Residents charge their phones and electronic devices outside a government building in Calape town, Bohol province on December 22, 2021, days after Super Typhoon Rai devastated the province. ( AFP / Cheryl BALDICANTOS)

Posts falsely claimed another 'super typhoon' would hit the Philippines days after Typhoon Rai

  • This article is more than one year old.
  • Published on December 30, 2021 at 04:38
  • Updated on December 30, 2021 at 04:42
  • 2 min read
  • By AFP Philippines
A video has been viewed tens of thousands of times in social media posts that claim a "new super typhoon" was forecast to hit the Philippines days after Typhoon Rai tore through the archipelago in December, killing hundreds of people. In fact, the video shows a forecast for a weather disturbance that Philippine meteorologists initially said had a "low chance of becoming a typhoon" but eventually dissipated on December 23, 2021.

"NEW TYPHOON! TYPHOON PAOLO, NOW A SUPER TYPHOON!" reads the caption alongside a YouTube video on December 23, 2021.

It has been viewed more than 190,000 times.

Image
Screenshot of a Youtube post taken on December 27, 2021

The post goes on to claim that the purported super typhoon "will hit Visayas again".

This is a reference to the central Philippine islands that suffered the brunt of Typhoon Rai just over a week before Christmas.

Rai has killed almost 400 people in the Philippines, of which almost 300 were in the Visayas region, according to a December 30 count by the Philippine disaster agency.

Hundreds of thousands of people have been left homeless after the super typhoon destroyed houses and trees.

The YouTube video was also shared on Facebook here and here.

Screenshots taken from the same video were shared here, here and here alongside a similar claim.

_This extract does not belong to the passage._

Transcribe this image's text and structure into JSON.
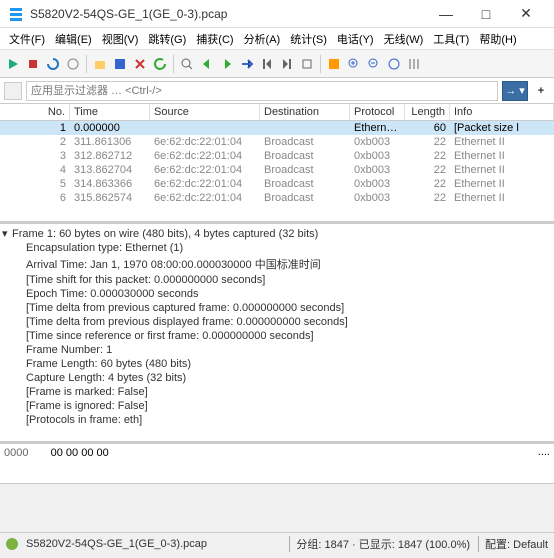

"I hope it does not push through… I haven't even recovered from the onslaught of [Rai] yet", one user wrote in response to the video.

"Let's pray for the safety of our fellow Filipinos in the Visayas", another commented.

But the posts shared the video in a misleading context. 

False alarm

Keyword searches found the video was in fact taken from a longer forecast issued by the Philippine Atmospheric Geophysical and Astronomical Services Administration (Pagasa) -- the national weather agency.

In the December 23 forecast, Pagasa said: "According to our latest anaylsis, [a weather disturbance] may enter the Philippine area of responsibility by Sunday or Monday. We are seeing that it has a low chance of becoming a typhoon."

The weather agency did not forecast the disturbance would become a "super typhoon" -- a category of tropical cyclone for which winds exceed 220 kilometers per hour.

In a later forecast on December 23, Pagasa announced the weather disturbance had "dissipated".

Pagasa said in another forecast here on December 28 that no typhoon was expected to hit the country in the final days of the year.

AFP has previously debunked false super typhoon warnings here and here.